Original sin as well as actual sin is a sufficient condition of damnation, irrespective of the aggravating circumstances of disbelief in Christ. Put another way, unbelief, not disbelief, is a sufficient condition.
4.Another unstated assumption is the presumption that it’s just a historical accident if some men and women are born outside the pale of the gospel. This fails to acknowledge the providence of God. It also fails to reckon with the consideration that to live and die outside the saving knowledge of God is, itself, a divine judgment. By withholding the knowledge of salvation from multiplied millions, God is already judging them for their sins. Their epistemic deprivation is not a historical accident, through no fault of their own, but a preemptory judgment of God against sinners.
5.How were OT Jews saved? Suppose, for the sake of argument, that they were not saved by faith in Christ. That still leaves open the question, were they saved by faith in general revelation, or special revelation? To say that Jews were saved is not to say that pagans were saved. The Jews were the chosen people, set apart from their pagan neighbors, and graced with special revelation. Hence, Jews would be held to the same standard as men and women living after the cross—which is faith in special revelation.

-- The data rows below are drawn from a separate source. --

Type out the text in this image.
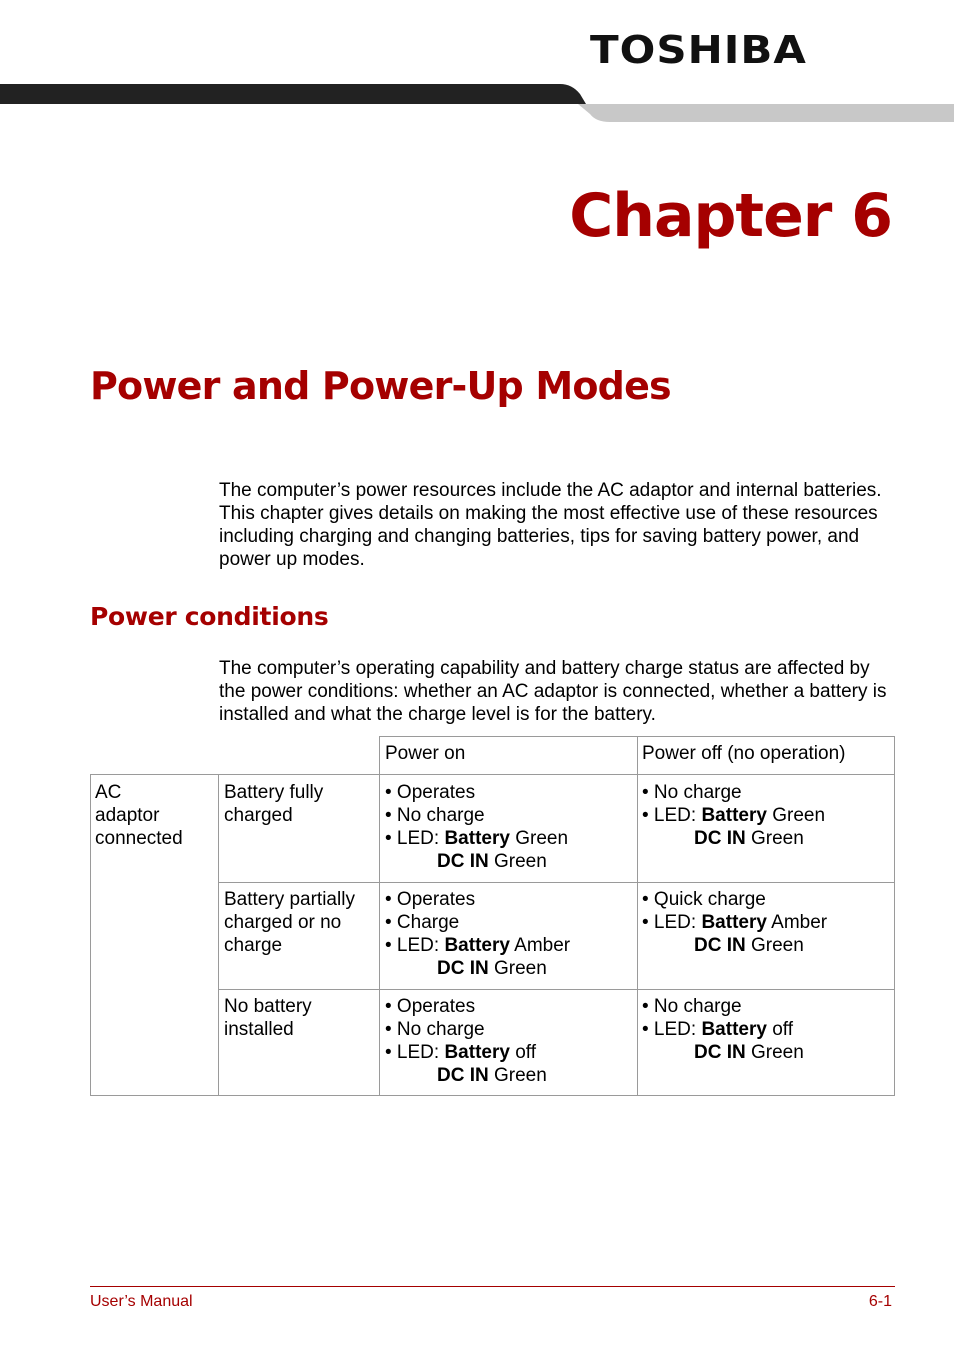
TOSHIBA
Chapter 6
Power and Power-Up Modes
The computer’s power resources include the AC adaptor and internal batteries. This chapter gives details on making the most effective use of these resources including charging and changing batteries, tips for saving battery power, and power up modes.
Power conditions
The computer’s operating capability and battery charge status are affected by the power conditions: whether an AC adaptor is connected, whether a battery is installed and what the charge level is for the battery.
Power on	Power off (no operation)
AC
adaptor
connected
Battery fully
charged
• Operates
• No charge
• LED: Battery Green
DC IN Green
• No charge
• LED: Battery Green
DC IN Green
Battery partially
charged or no
charge
• Operates
• Charge
• LED: Battery Amber
DC IN Green
• Quick charge
• LED: Battery Amber
DC IN Green
No battery
installed
• Operates
• No charge
• LED: Battery off
DC IN Green
• No charge
• LED: Battery off
DC IN Green
User’s Manual	6-1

6.Inasmuch as revelation is progressive, an OT Jews need not believe as much as a Christian, but his faith must be commensurate with the stage of progressive revelation in which God has put him.
7.This is not limited to a contrast between the Old Covenant and the New Covenant. An OT Jew who lived in the time of the latter prophets was responsible for believing the latter prophets as well as the former prophets.
8.As a matter of fact, however, an OT Jew was saved by faith in Christ—by his faith in Messianic prophecy and typology. By covenants—Mosaic, Abrahamic, and Davidic--that fostered the Messianic hope and expectation.
9.Even we, who live on the other side of the cross, in the time of fulfillment, must still live by faith rather than by sight. If a Jew was saved by faith in OT oracles regarding the first coming of Christ, we are saved, in part, by faith in NT oracles regarding the second coming of Christ. So although our historical position is enhanced, our epistemic situation is not fundamentally different from an OT Jew.
10.Once you drop the faith-condition, you soon drop the Christ-condition, followed by the God-condition, and slide into practical atheism—moving from Christocentrism through theocentrism to androcentrism.
If faith in Christ is inessential to salvation, then, noetically speaking, Christ might as well be nonexistent as far as you’re concerned. And, really, God might as well be nonexistent. For what you know and believe no longer matters. It may still matter, in some metaphysical sense, whether there is a God, but whether you believe in him or not is irrelevant.
11.Someone may object that it does matter, for you must still live according to the light you have. Yet the very “light” in question would be the “light of nature.” But apart from the external check of a verbal revelation, we are unable to distinguish the light of God from the darkness of our fallen heart. We can’t live up to the light we have, even if we wanted to—which we don’t, left to our own devices (cf. Jn 3:19-20; Rom 1; Eph 4:18)--because we don’t know where the darkness ends and the light begins. Is what I take to be the light of nature the truth of God? Or my suppression of God’s truth for a lie? Inner light or inner darkness?
"It’s safer to be outside the church. The less you know the better. Ignorance is your best defense. By contrast, the most dangerous place in the world, spiritually speaking, is inside the Catholic church!"
ReplyDeletePlease, don't misrepresent Catholic teaching. If you disagree with it, then disagree. But present it accurately.
"If it is true that the followers of other religions can receive divine grace, it is also certain that objectively speaking they are in a gravely deficient situation in comparison with those who, in the Church, have the fullness of the means of salvation."